I have an appointment with the neurosurgeon on April 30, at which time I’ll learn if I need surgery on the discs and ligaments. If all goes well I should start weaning myself away from the neck brace too. Each day I’m feeling less disabled and more normal. I exercise by walking and using a reclining bicycle in the fitness club.
Janet has made enormous adjustments in her schedule, taking on the roles of personal chauffeur and caregiver. She tackles necessary tasks—such as climbing a high ladder to fill woodpecker holes and shoveling the drainage ditch beside our dirt driveway—with energy and a minimum of complaint. It’s not easy for me to stand by and watch her climb on the roof to assess the damage a raccoon just did to our eaves in search of a warm home, or to let her drag both of our suitcases through the airport lines. All in all, though, our marriage has flourished. We’re grateful for each other, and for the prospect of more life together.

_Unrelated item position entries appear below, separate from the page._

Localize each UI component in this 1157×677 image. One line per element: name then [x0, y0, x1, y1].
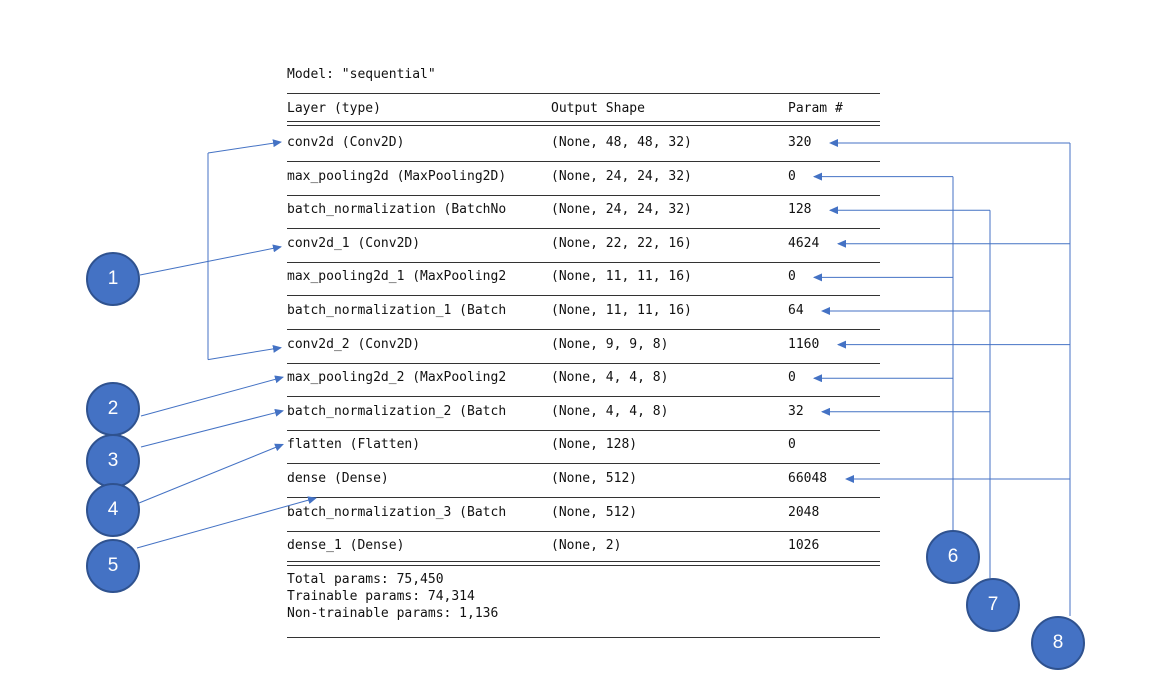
callout-arrow: [140, 408, 284, 448]
callout-3: 3: [86, 434, 140, 488]
callout-arrow: [207, 344, 282, 361]
model-summary-diagram: Model: "sequential" Layer (type) Output …: [0, 0, 1157, 677]
callout-arrow: [139, 244, 282, 276]
callout-2: 2: [86, 382, 140, 436]
callout-8: 8: [1031, 616, 1085, 670]
callout-7: 7: [966, 578, 1020, 632]
callout-6: 6: [926, 530, 980, 584]
callout-arrow: [138, 443, 284, 504]
callout-arrow: [207, 139, 282, 154]
callout-5: 5: [86, 539, 140, 593]
arrow-layer: [136, 139, 1071, 616]
callout-arrow: [140, 375, 284, 417]
callout-arrow: [136, 496, 317, 549]
callout-1: 1: [86, 252, 140, 306]
callout-4: 4: [86, 483, 140, 537]
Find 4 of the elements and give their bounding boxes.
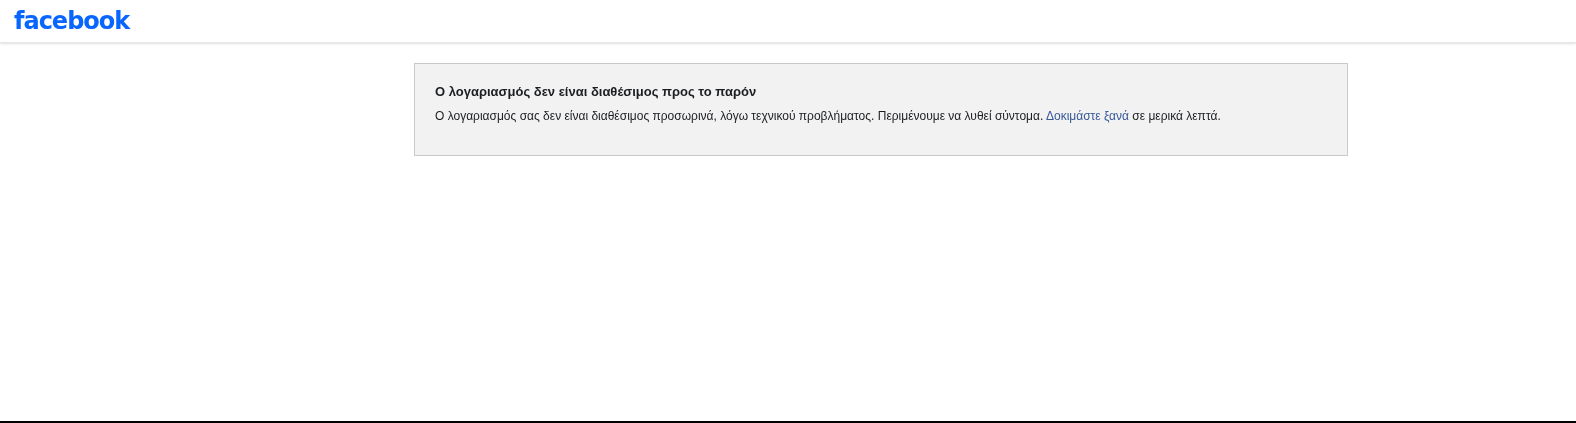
retry-link[interactable]: Δοκιμάστε ξανά xyxy=(1046,109,1129,123)
logo[interactable]: facebook xyxy=(14,9,130,33)
notice-title: Ο λογαριασμός δεν είναι διαθέσιμος προς το παρόν xyxy=(435,84,758,99)
notice-message: Ο λογαριασμός σας δεν είναι διαθέσιμος προσωρινά, λόγω τεχνικού προβλήματος. Περιμένουμε να λυθεί σύντομα. Δοκιμάστε ξανά σε μερικά λεπτά. xyxy=(435,109,1222,123)
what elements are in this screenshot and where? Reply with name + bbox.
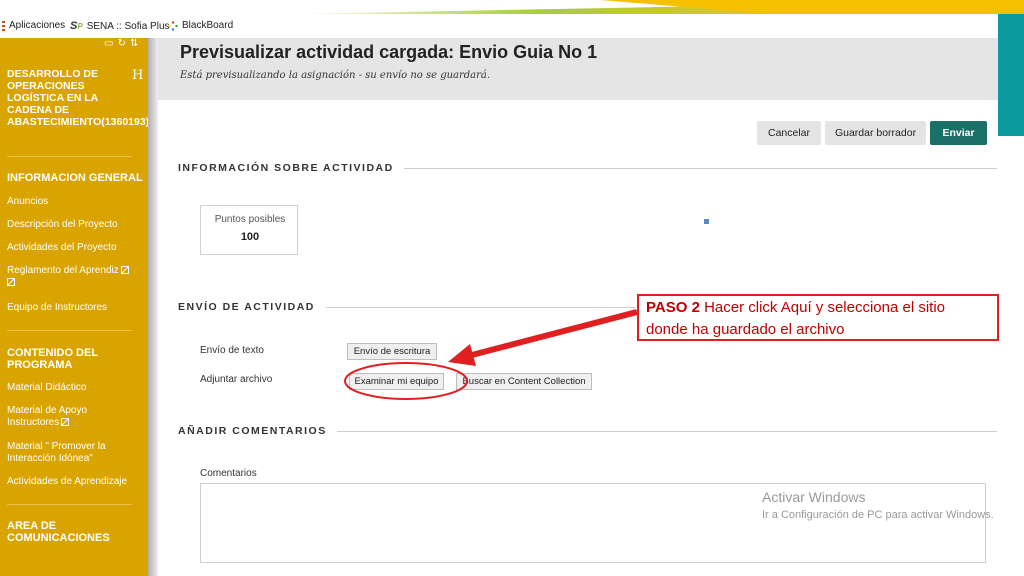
text-submission-label: Envío de texto xyxy=(200,345,264,356)
sidebar-item-actividades-aprendizaje[interactable]: Actividades de Aprendizaje xyxy=(7,476,137,488)
sidebar-divider xyxy=(7,156,132,157)
bookmarks-bar: Aplicaciones SP SENA :: Sofia Plus Black… xyxy=(0,0,1024,40)
instruction-callout: PASO 2 Hacer click Aquí y selecciona el … xyxy=(637,294,999,341)
sidebar-scroll-edge xyxy=(148,38,158,576)
sidebar-item-material-apoyo-label: Material de Apoyo Instructores xyxy=(7,405,88,428)
sidebar-heading-info: INFORMACION GENERAL xyxy=(7,172,143,184)
sidebar-item-actividades[interactable]: Actividades del Proyecto xyxy=(7,242,137,254)
points-value: 100 xyxy=(240,231,260,243)
section-divider xyxy=(326,307,636,308)
placeholder-icon xyxy=(704,219,709,224)
sidebar-divider xyxy=(7,330,132,331)
sidebar-heading-comunicaciones: AREA DE COMUNICACIONES xyxy=(7,520,110,544)
course-sidebar: ▭↻⇅ DESARROLLO DE OPERACIONES LOGÍSTICA … xyxy=(0,38,220,576)
apps-grid-icon xyxy=(2,20,5,31)
submit-button[interactable]: Enviar xyxy=(930,121,987,145)
sidebar-item-reglamento-label: Reglamento del Aprendiz xyxy=(7,265,119,276)
sidebar-item-promover[interactable]: Material " Promover la Interacción Idóne… xyxy=(7,441,127,465)
write-submission-button[interactable]: Envío de escritura xyxy=(347,343,437,360)
comments-label: Comentarios xyxy=(200,468,257,479)
bookmark-sena-label: SENA :: Sofia Plus xyxy=(86,20,170,32)
callout-step: PASO 2 xyxy=(646,299,700,316)
sidebar-item-material-didactico[interactable]: Material Didáctico xyxy=(7,382,137,394)
sidebar-heading-contenido: CONTENIDO DEL PROGRAMA xyxy=(7,347,98,371)
section-divider xyxy=(404,168,997,169)
activation-watermark-title: Activar Windows xyxy=(762,489,866,505)
browse-computer-button[interactable]: Examinar mi equipo xyxy=(349,373,444,390)
info-section-heading: INFORMACIÓN SOBRE ACTIVIDAD xyxy=(178,162,394,174)
section-divider xyxy=(337,431,997,432)
sidebar-item-reglamento[interactable]: Reglamento del Aprendiz xyxy=(7,265,137,289)
submission-section-heading: ENVÍO DE ACTIVIDAD xyxy=(178,301,315,313)
external-link-icon xyxy=(120,266,129,275)
sena-logo-icon: SP xyxy=(70,20,83,32)
page-subtitle: Está previsualizando la asignación - su … xyxy=(180,70,491,81)
sort-icon[interactable]: ⇅ xyxy=(130,38,142,49)
edit-icon[interactable]: ▭ xyxy=(104,38,117,49)
sidebar-item-anuncios[interactable]: Anuncios xyxy=(7,196,137,208)
sidebar-tools: ▭↻⇅ xyxy=(104,38,142,49)
bookmark-apps[interactable]: Aplicaciones xyxy=(2,20,65,31)
content-collection-button[interactable]: Buscar en Content Collection xyxy=(456,373,592,390)
sidebar-divider xyxy=(7,504,132,505)
annotation-arrow-head xyxy=(448,344,476,366)
sidebar-item-equipo[interactable]: Equipo de Instructores xyxy=(7,302,137,314)
comments-textarea[interactable] xyxy=(200,483,986,563)
external-link-icon xyxy=(61,418,70,427)
sidebar-item-descripcion[interactable]: Descripción del Proyecto xyxy=(7,219,137,231)
points-label: Puntos posibles xyxy=(214,214,286,225)
document-icon xyxy=(7,278,15,287)
save-draft-button[interactable]: Guardar borrador xyxy=(825,121,926,145)
screen: Aplicaciones SP SENA :: Sofia Plus Black… xyxy=(0,0,1024,576)
refresh-icon[interactable]: ↻ xyxy=(117,38,129,49)
course-menu-letter[interactable]: H xyxy=(132,68,143,83)
course-title[interactable]: DESARROLLO DE OPERACIONES LOGÍSTICA EN L… xyxy=(7,68,220,128)
bookmark-blackboard[interactable]: BlackBoard xyxy=(168,20,233,31)
points-card: Puntos posibles 100 xyxy=(200,205,298,255)
activation-watermark-text: Ir a Configuración de PC para activar Wi… xyxy=(762,509,994,521)
comments-section-heading: AÑADIR COMENTARIOS xyxy=(178,425,327,437)
attach-file-label: Adjuntar archivo xyxy=(200,374,273,385)
bookmark-apps-label: Aplicaciones xyxy=(9,20,66,31)
annotation-arrow-shaft xyxy=(467,309,638,359)
blackboard-loading-icon xyxy=(168,20,178,31)
cancel-button[interactable]: Cancelar xyxy=(757,121,821,145)
sidebar-item-material-apoyo[interactable]: Material de Apoyo Instructores xyxy=(7,405,107,429)
bookmark-sena[interactable]: SP SENA :: Sofia Plus xyxy=(70,20,170,32)
slide-accent-bar xyxy=(998,14,1024,136)
bookmark-blackboard-label: BlackBoard xyxy=(182,20,234,31)
page-title: Previsualizar actividad cargada: Envio G… xyxy=(180,42,598,62)
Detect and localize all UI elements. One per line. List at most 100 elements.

My mind goes back once again to that scene early Easter Sunday as our motley crew of crippled and healthy alike huddled together in the snow listening to familiar passages about the shock of resurrection, a shock that produced both fear and joy. An Easter egg hunt awaited the kids; some of the parents were no doubt thinking about their contributions to the brunch. Had they brought enough? Did they remember serving implements? And afterwards, would their car make it down the slippery, curving driveway?
Yet even as we stood there, singing songs and reading from the Gospels, snow worked its magic. Mud-splashed cars, Ponderosa pine trees, rocks in the field, a wooden fence, even the cross—for a window in time, the snow covered every imperfection, and all glistened white.